Y luego está la que me pone genuinamente furioso: «Nuestro proveedor de IA se encarga de la seguridad». Esto es exactamente lo que pensó McDonald's. Externalizaron su contratación con IA a Paradox.ai y, al hacerlo, externalizaron su postura de seguridad a un proveedor cuyo portal de administración estaba protegido por “123456”. La cadena de suministro es ahora el perímetro de seguridad. Si no gobiernas la infraestructura de IA de tus proveedores con el mismo rigor que aplicas a la tuya propia, no estás delegando el riesgo: lo estás ignorando.

El pensamiento que no puedo quitarme de la cabeza

Esto es a lo que sigo volviendo, semanas después de que la historia de McHire estallara por primera vez.

Sesenta y cuatro millones de personas —muchas de ellas adolescentes, muchas solicitando su primer trabajo— se sentaron frente a una pantalla y respondieron a las preguntas de un chatbot de IA. Compartieron información sobre sí mismas porque el sistema se lo dijo. No tenían ninguna influencia, ningún poder de negociación, ninguna capacidad de decir «la verdad, preferiría no hacer una prueba de personalidad para freír hamburguesas». La asimetría de poder era total.

Y el sistema que custodiaba sus datos —sus nombres, sus perfiles conductuales, la evaluación que la IA hacía de su personalidad— estaba protegido por la misma contraseña que usa mi hija para su cuenta de Roblox.

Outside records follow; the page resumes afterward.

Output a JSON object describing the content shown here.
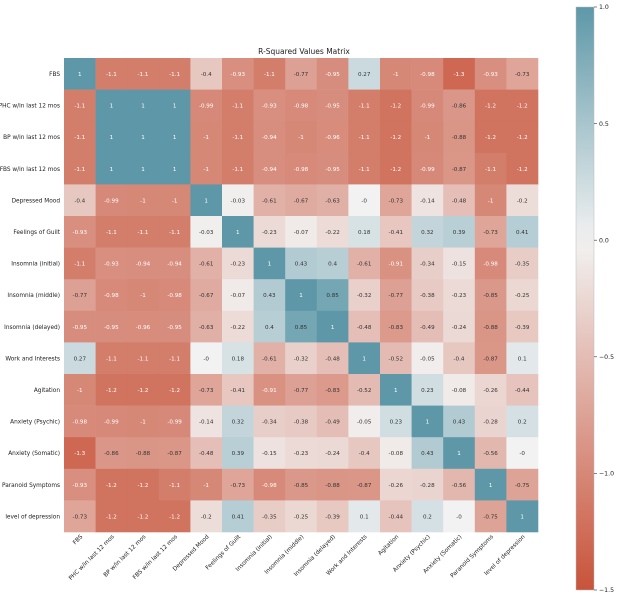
{
  "chart_data": {
    "type": "heatmap",
    "title": "R-Squared Values Matrix",
    "xlabel": "",
    "ylabel": "",
    "labels": [
      "FBS",
      "PHC w/in last 12 mos",
      "BP w/in last 12 mos",
      "FBS w/in last 12 mos",
      "Depressed Mood",
      "Feelings of Guilt",
      "Insomnia (initial)",
      "Insomnia (middle)",
      "Insomnia (delayed)",
      "Work and Interests",
      "Agitation",
      "Anxiety (Psychic)",
      "Anxiety (Somatic)",
      "Paranoid Symptoms",
      "level of depression"
    ],
    "cells": [
      [
        "1",
        "-1.1",
        "-1.1",
        "-1.1",
        "-0.4",
        "-0.93",
        "-1.1",
        "-0.77",
        "-0.95",
        "0.27",
        "-1",
        "-0.98",
        "-1.3",
        "-0.93",
        "-0.73"
      ],
      [
        "-1.1",
        "1",
        "1",
        "1",
        "-0.99",
        "-1.1",
        "-0.93",
        "-0.98",
        "-0.95",
        "-1.1",
        "-1.2",
        "-0.99",
        "-0.86",
        "-1.2",
        "-1.2"
      ],
      [
        "-1.1",
        "1",
        "1",
        "1",
        "-1",
        "-1.1",
        "-0.94",
        "-1",
        "-0.96",
        "-1.1",
        "-1.2",
        "-1",
        "-0.88",
        "-1.2",
        "-1.2"
      ],
      [
        "-1.1",
        "1",
        "1",
        "1",
        "-1",
        "-1.1",
        "-0.94",
        "-0.98",
        "-0.95",
        "-1.1",
        "-1.2",
        "-0.99",
        "-0.87",
        "-1.1",
        "-1.2"
      ],
      [
        "-0.4",
        "-0.99",
        "-1",
        "-1",
        "1",
        "-0.03",
        "-0.61",
        "-0.67",
        "-0.63",
        "-0",
        "-0.73",
        "-0.14",
        "-0.48",
        "-1",
        "-0.2"
      ],
      [
        "-0.93",
        "-1.1",
        "-1.1",
        "-1.1",
        "-0.03",
        "1",
        "-0.23",
        "-0.07",
        "-0.22",
        "0.18",
        "-0.41",
        "0.32",
        "0.39",
        "-0.73",
        "0.41"
      ],
      [
        "-1.1",
        "-0.93",
        "-0.94",
        "-0.94",
        "-0.61",
        "-0.23",
        "1",
        "0.43",
        "0.4",
        "-0.61",
        "-0.91",
        "-0.34",
        "-0.15",
        "-0.98",
        "-0.35"
      ],
      [
        "-0.77",
        "-0.98",
        "-1",
        "-0.98",
        "-0.67",
        "-0.07",
        "0.43",
        "1",
        "0.85",
        "-0.32",
        "-0.77",
        "-0.38",
        "-0.23",
        "-0.85",
        "-0.25"
      ],
      [
        "-0.95",
        "-0.95",
        "-0.96",
        "-0.95",
        "-0.63",
        "-0.22",
        "0.4",
        "0.85",
        "1",
        "-0.48",
        "-0.83",
        "-0.49",
        "-0.24",
        "-0.88",
        "-0.39"
      ],
      [
        "0.27",
        "-1.1",
        "-1.1",
        "-1.1",
        "-0",
        "0.18",
        "-0.61",
        "-0.32",
        "-0.48",
        "1",
        "-0.52",
        "-0.05",
        "-0.4",
        "-0.87",
        "0.1"
      ],
      [
        "-1",
        "-1.2",
        "-1.2",
        "-1.2",
        "-0.73",
        "-0.41",
        "-0.91",
        "-0.77",
        "-0.83",
        "-0.52",
        "1",
        "0.23",
        "-0.08",
        "-0.26",
        "-0.44"
      ],
      [
        "-0.98",
        "-0.99",
        "-1",
        "-0.99",
        "-0.14",
        "0.32",
        "-0.34",
        "-0.38",
        "-0.49",
        "-0.05",
        "0.23",
        "1",
        "0.43",
        "-0.28",
        "0.2"
      ],
      [
        "-1.3",
        "-0.86",
        "-0.88",
        "-0.87",
        "-0.48",
        "0.39",
        "-0.15",
        "-0.23",
        "-0.24",
        "-0.4",
        "-0.08",
        "0.43",
        "1",
        "-0.56",
        "-0"
      ],
      [
        "-0.93",
        "-1.2",
        "-1.2",
        "-1.1",
        "-1",
        "-0.73",
        "-0.98",
        "-0.85",
        "-0.88",
        "-0.87",
        "-0.26",
        "-0.28",
        "-0.56",
        "1",
        "-0.75"
      ],
      [
        "-0.73",
        "-1.2",
        "-1.2",
        "-1.2",
        "-0.2",
        "0.41",
        "-0.35",
        "-0.25",
        "-0.39",
        "0.1",
        "-0.44",
        "0.2",
        "-0",
        "-0.75",
        "1"
      ]
    ],
    "colorbar": {
      "range": [
        -1.5,
        1.0
      ],
      "ticks": [
        "−1.5",
        "−1.0",
        "−0.5",
        "0.0",
        "0.5",
        "1.0"
      ],
      "tick_values": [
        -1.5,
        -1.0,
        -0.5,
        0.0,
        0.5,
        1.0
      ],
      "colors": {
        "low": "#c8533a",
        "mid": "#f2f2f2",
        "high": "#5e98a8"
      }
    },
    "grid": false,
    "legend": "right"
  }
}
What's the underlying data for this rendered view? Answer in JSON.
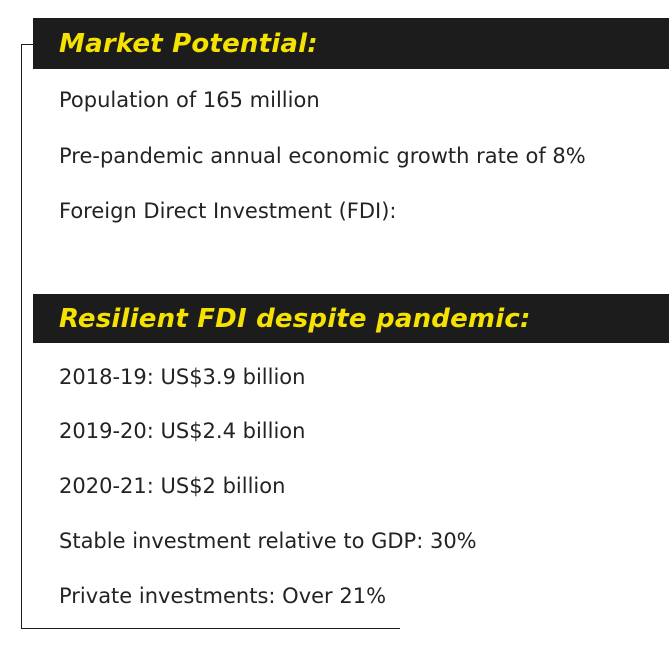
{
  "market": {
    "title": "Market Potential:",
    "items": [
      "Population of 165 million",
      "Pre-pandemic annual economic growth rate of 8%",
      "Foreign Direct Investment (FDI):"
    ]
  },
  "fdi": {
    "title": "Resilient FDI despite pandemic:",
    "items": [
      "2018-19: US$3.9 billion",
      "2019-20: US$2.4 billion",
      "2020-21: US$2 billion",
      "Stable investment relative to GDP: 30%",
      "Private investments: Over 21%"
    ]
  },
  "colors": {
    "header_bg": "#1c1c1c",
    "header_text": "#f5e200",
    "body_text": "#232323"
  }
}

Construimos sistemas de IA capaces de evaluar la personalidad humana a escala. Simplemente olvidamos proteger a los humanos.

Esto no es un problema de tecnología. Es un problema de valores. Es lo que ocurre cuando la industria trata la IA como un producto que enviar en lugar de como un sistema que gobernar. Cuando el “muévete rápido y rompe cosas” se topa con “estamos tomando decisiones automatizadas sobre el sustento de las personas”.

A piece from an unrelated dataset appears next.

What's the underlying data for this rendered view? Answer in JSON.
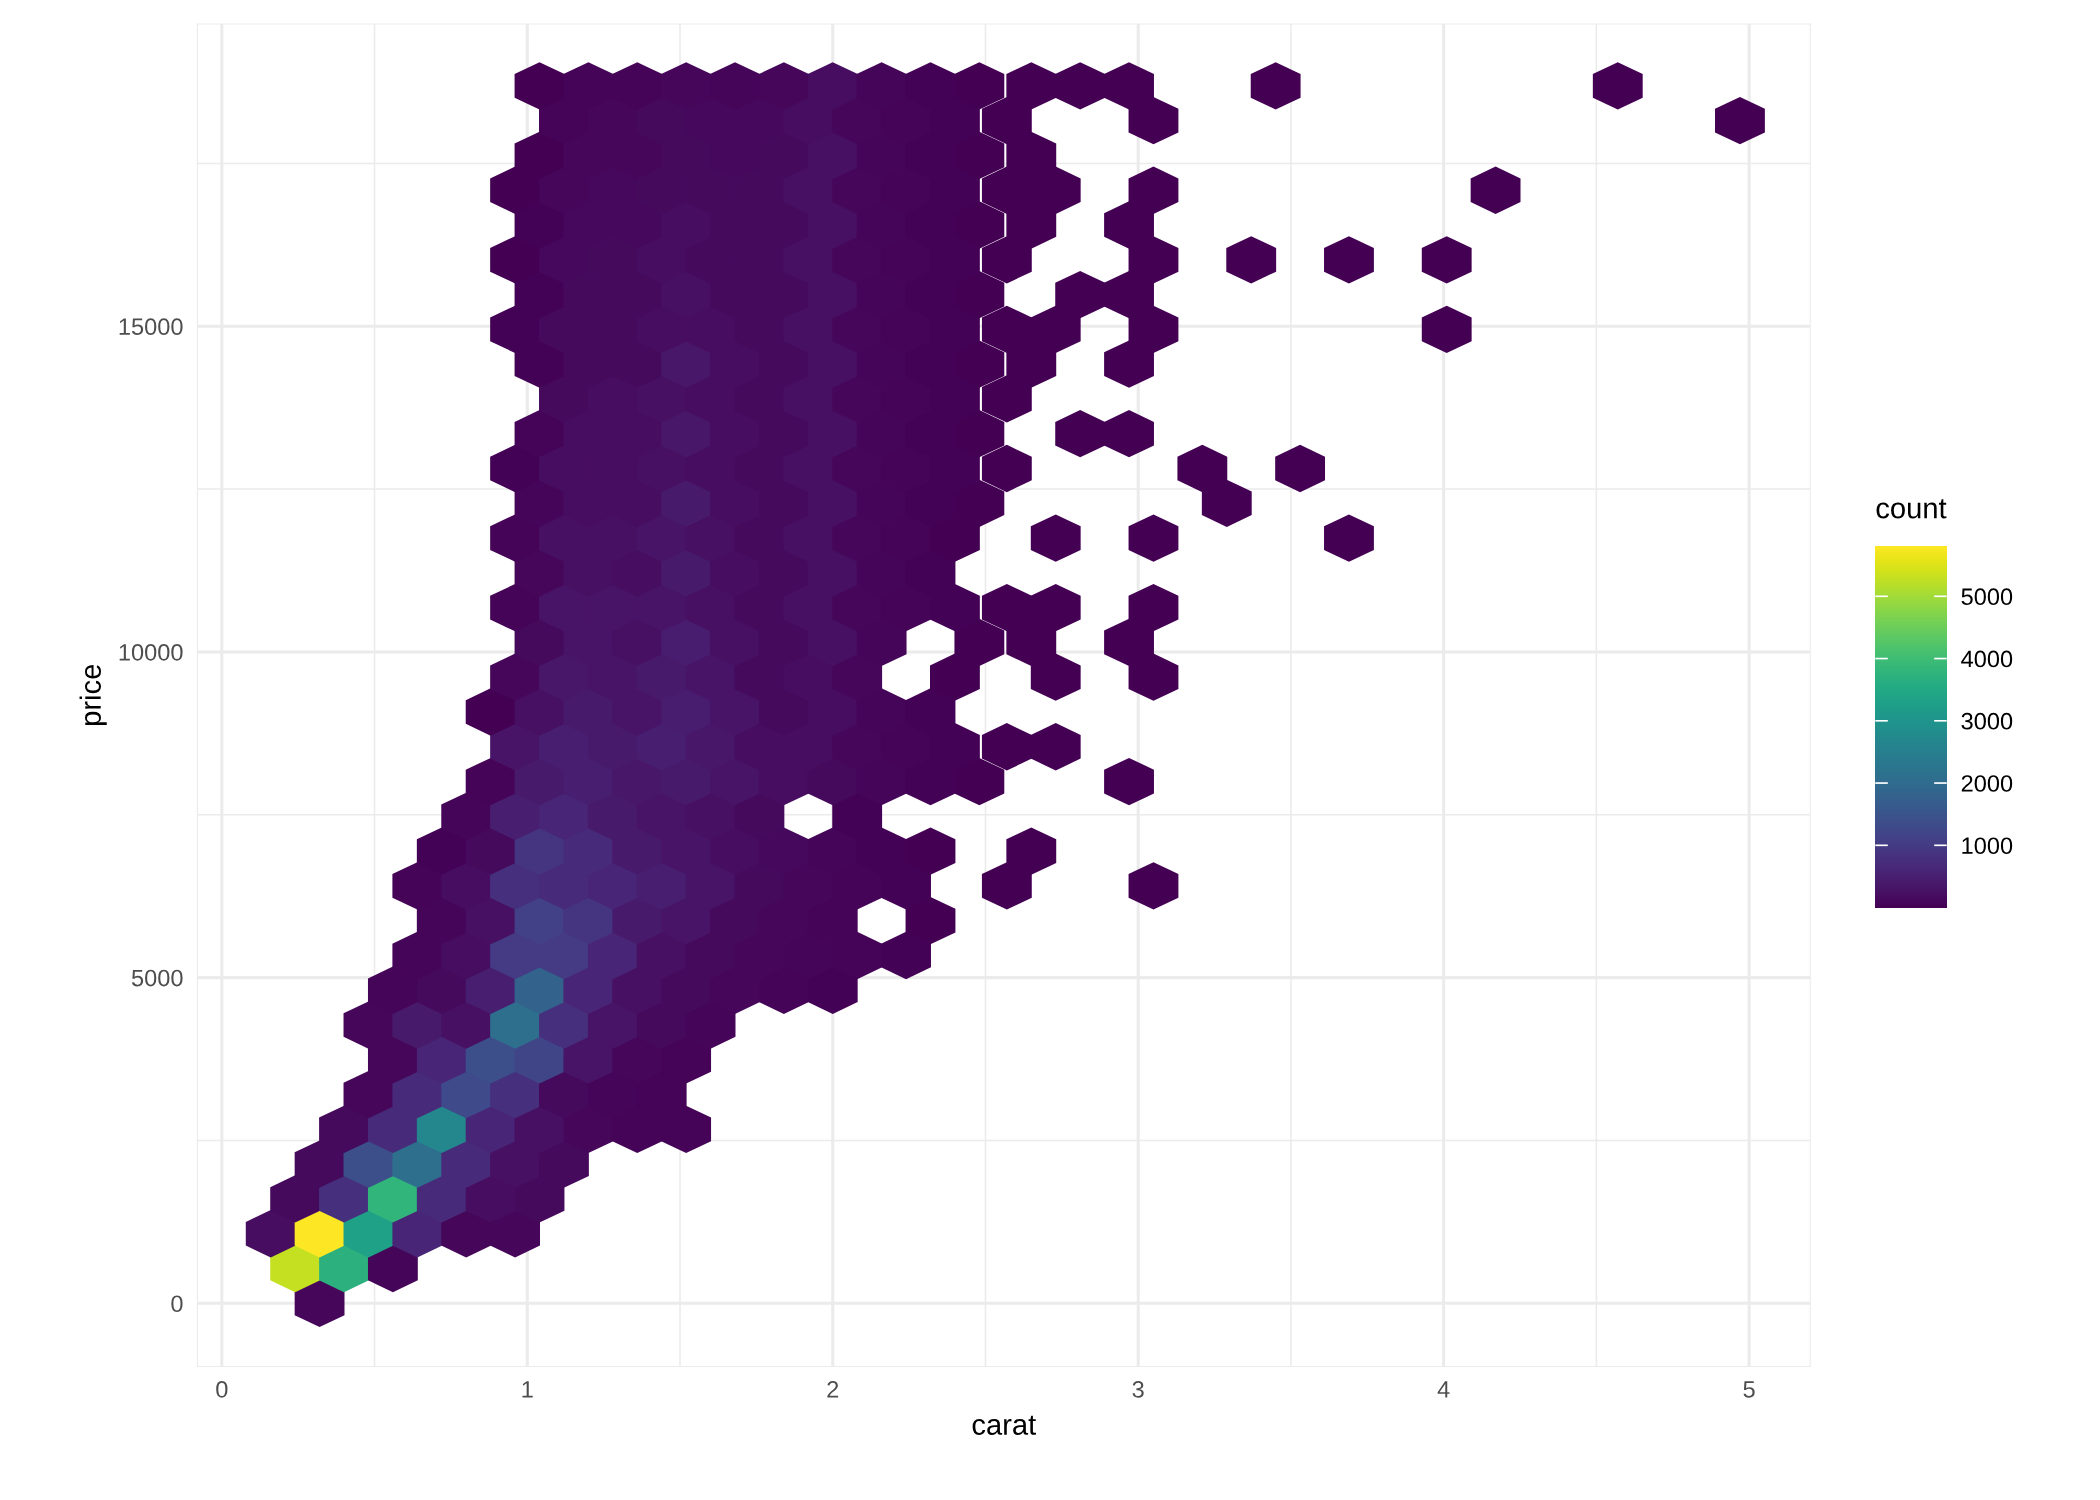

La era del envoltorio ha terminado. Las empresas que sobrevivan a la próxima ola de regulación, a la próxima brecha, al próximo ajuste de cuentas público —serán las que integraron la seguridad en los cimientos, no las que la añadieron después del titular. En Veriprajna, ese es el único tipo de IA que estamos dispuestos a construir. No porque sea más fácil. Porque la alternativa es indefendible.

La contraseña “123456” debería ser una reliquia. La arquitectura que permitió que importara debería estar extinta. Y los 64 millones de personas cuyos datos quedaron expuestos merecen algo mejor que la definición actual de “suficientemente bueno” de la industria.